The researchers from this latest study – including Khaled Ismail of the University of Birmingham in the UK – set out to determine how folic acid supplementation before conception and during pregnancy affected offspring’s risk of SGA.

Risk of SGA lowest among women who start taking folic acid before conception

By analysing data from a UK regional database, the team identified 108,525 pregnancies whereby data on mothers’ folic acid supplementation was accessible.

Almost 85% of women had taken folic acid during pregnancy. Information on when women began taking folic acid was available for 39,416 women. Of these, 10,036 (25.5%) began taking folic acid prior to conception.

Overall, 19.3% of babies were born SGA; 13.4% of these babies had a birth weight in the lowest 10%, while 7% of babies had a birth weight in the lowest 5%.
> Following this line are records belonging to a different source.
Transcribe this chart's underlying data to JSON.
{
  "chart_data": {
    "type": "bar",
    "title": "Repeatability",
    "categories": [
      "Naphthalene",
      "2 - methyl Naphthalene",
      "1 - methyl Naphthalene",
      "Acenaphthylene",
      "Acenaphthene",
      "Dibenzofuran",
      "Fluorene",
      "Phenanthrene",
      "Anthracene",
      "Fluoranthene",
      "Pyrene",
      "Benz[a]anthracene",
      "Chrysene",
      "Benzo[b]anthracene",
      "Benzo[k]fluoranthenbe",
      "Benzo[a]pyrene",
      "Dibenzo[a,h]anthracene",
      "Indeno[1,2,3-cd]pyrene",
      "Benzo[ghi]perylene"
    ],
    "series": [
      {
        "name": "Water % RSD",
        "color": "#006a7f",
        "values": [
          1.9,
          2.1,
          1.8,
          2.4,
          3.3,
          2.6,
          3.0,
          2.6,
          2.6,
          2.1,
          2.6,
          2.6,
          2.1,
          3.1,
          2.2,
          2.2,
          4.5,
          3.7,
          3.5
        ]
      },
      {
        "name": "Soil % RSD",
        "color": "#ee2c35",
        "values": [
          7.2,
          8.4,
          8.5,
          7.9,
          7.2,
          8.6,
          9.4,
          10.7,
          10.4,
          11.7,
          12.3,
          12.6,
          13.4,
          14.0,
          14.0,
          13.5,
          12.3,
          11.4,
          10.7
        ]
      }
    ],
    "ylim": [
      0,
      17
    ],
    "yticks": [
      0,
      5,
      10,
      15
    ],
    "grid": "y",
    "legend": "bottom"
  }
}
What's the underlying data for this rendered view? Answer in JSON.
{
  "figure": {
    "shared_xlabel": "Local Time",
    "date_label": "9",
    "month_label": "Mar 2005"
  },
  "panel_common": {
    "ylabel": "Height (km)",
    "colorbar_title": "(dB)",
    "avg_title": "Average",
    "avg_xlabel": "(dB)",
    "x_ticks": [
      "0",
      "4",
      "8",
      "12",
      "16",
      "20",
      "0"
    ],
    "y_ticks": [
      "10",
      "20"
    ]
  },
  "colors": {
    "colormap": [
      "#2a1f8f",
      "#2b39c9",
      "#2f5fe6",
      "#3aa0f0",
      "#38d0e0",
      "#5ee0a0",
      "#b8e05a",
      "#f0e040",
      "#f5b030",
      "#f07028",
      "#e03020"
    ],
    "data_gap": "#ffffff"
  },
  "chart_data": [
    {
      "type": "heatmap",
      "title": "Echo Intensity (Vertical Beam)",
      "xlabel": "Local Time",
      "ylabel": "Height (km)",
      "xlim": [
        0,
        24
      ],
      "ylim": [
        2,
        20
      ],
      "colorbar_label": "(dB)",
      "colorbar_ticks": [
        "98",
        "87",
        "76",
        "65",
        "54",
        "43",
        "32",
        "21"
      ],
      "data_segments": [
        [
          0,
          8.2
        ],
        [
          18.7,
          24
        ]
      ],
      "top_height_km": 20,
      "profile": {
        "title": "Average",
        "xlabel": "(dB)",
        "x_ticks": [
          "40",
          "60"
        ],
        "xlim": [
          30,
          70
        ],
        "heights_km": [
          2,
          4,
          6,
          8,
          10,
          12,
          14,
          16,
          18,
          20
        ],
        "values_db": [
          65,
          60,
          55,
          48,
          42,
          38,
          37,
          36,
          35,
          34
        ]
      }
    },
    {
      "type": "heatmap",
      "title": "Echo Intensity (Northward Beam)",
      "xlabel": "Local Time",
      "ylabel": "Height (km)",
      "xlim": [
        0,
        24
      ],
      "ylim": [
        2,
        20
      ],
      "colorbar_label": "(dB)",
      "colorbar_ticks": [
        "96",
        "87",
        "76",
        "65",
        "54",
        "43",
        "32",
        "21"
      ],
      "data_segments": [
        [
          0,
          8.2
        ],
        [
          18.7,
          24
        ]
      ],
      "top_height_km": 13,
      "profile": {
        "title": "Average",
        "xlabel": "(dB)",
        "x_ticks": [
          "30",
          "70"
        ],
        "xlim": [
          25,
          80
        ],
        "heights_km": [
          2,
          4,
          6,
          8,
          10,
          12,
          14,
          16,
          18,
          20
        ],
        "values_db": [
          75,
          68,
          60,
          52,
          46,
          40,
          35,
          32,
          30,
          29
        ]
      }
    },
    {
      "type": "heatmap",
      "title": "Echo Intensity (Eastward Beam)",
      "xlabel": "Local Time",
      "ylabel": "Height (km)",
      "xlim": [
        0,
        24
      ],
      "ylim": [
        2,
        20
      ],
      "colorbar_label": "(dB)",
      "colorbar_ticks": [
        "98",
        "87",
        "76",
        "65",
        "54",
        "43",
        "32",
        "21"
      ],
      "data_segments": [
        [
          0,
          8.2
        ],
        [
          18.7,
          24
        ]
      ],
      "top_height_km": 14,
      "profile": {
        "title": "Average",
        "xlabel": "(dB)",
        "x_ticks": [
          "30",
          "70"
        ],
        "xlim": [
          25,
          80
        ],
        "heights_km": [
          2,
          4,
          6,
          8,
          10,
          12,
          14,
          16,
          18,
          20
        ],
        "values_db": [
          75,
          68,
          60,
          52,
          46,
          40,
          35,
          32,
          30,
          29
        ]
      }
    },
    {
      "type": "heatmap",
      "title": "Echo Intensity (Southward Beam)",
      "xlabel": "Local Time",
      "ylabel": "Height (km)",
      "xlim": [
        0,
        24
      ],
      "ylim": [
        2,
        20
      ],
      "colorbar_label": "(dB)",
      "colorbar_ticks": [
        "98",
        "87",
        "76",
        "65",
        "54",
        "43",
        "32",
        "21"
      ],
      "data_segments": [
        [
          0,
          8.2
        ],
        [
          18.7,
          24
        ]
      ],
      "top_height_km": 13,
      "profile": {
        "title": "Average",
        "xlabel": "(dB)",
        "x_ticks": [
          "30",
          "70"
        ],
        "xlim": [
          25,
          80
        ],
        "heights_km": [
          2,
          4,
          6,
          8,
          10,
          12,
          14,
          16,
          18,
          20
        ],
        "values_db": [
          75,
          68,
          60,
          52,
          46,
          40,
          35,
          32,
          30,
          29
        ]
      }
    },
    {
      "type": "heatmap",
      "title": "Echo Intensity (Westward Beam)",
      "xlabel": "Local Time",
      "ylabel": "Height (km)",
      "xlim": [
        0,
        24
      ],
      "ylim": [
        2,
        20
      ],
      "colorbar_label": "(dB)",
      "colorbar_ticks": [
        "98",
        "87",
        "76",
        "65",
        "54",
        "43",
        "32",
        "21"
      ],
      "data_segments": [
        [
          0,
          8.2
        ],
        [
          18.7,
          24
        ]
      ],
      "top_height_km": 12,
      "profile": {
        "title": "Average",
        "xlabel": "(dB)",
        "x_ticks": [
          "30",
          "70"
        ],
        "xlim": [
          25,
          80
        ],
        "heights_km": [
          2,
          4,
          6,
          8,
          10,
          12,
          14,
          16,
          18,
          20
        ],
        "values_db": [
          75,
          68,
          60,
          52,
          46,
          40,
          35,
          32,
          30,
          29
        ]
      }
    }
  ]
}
Results of the study revealed that the highest rates of SGA occurred among babies whose mothers had not taken folic acid before conception or during pregnancy, with 16.3% of these babies born with a weight in the lowest 10% and 8.9% born with a weight in the lowest 5%.

Of the mothers who began taking folic acid during pregnancy, 13.4% had babies with a birth weight in the lowest 10%, while 7.1% had babies with a birth weight in the lowest 5%.

Among women who began taking folic acid prior to conception, however, the percentage of babies with a birth weight in the lowest 10% stood at 9.9%, while the percentage with a birth weight in the lowest 5% was 4.8%. This indicates that taking folic acid before conception can significantly reduce the risk of SGA.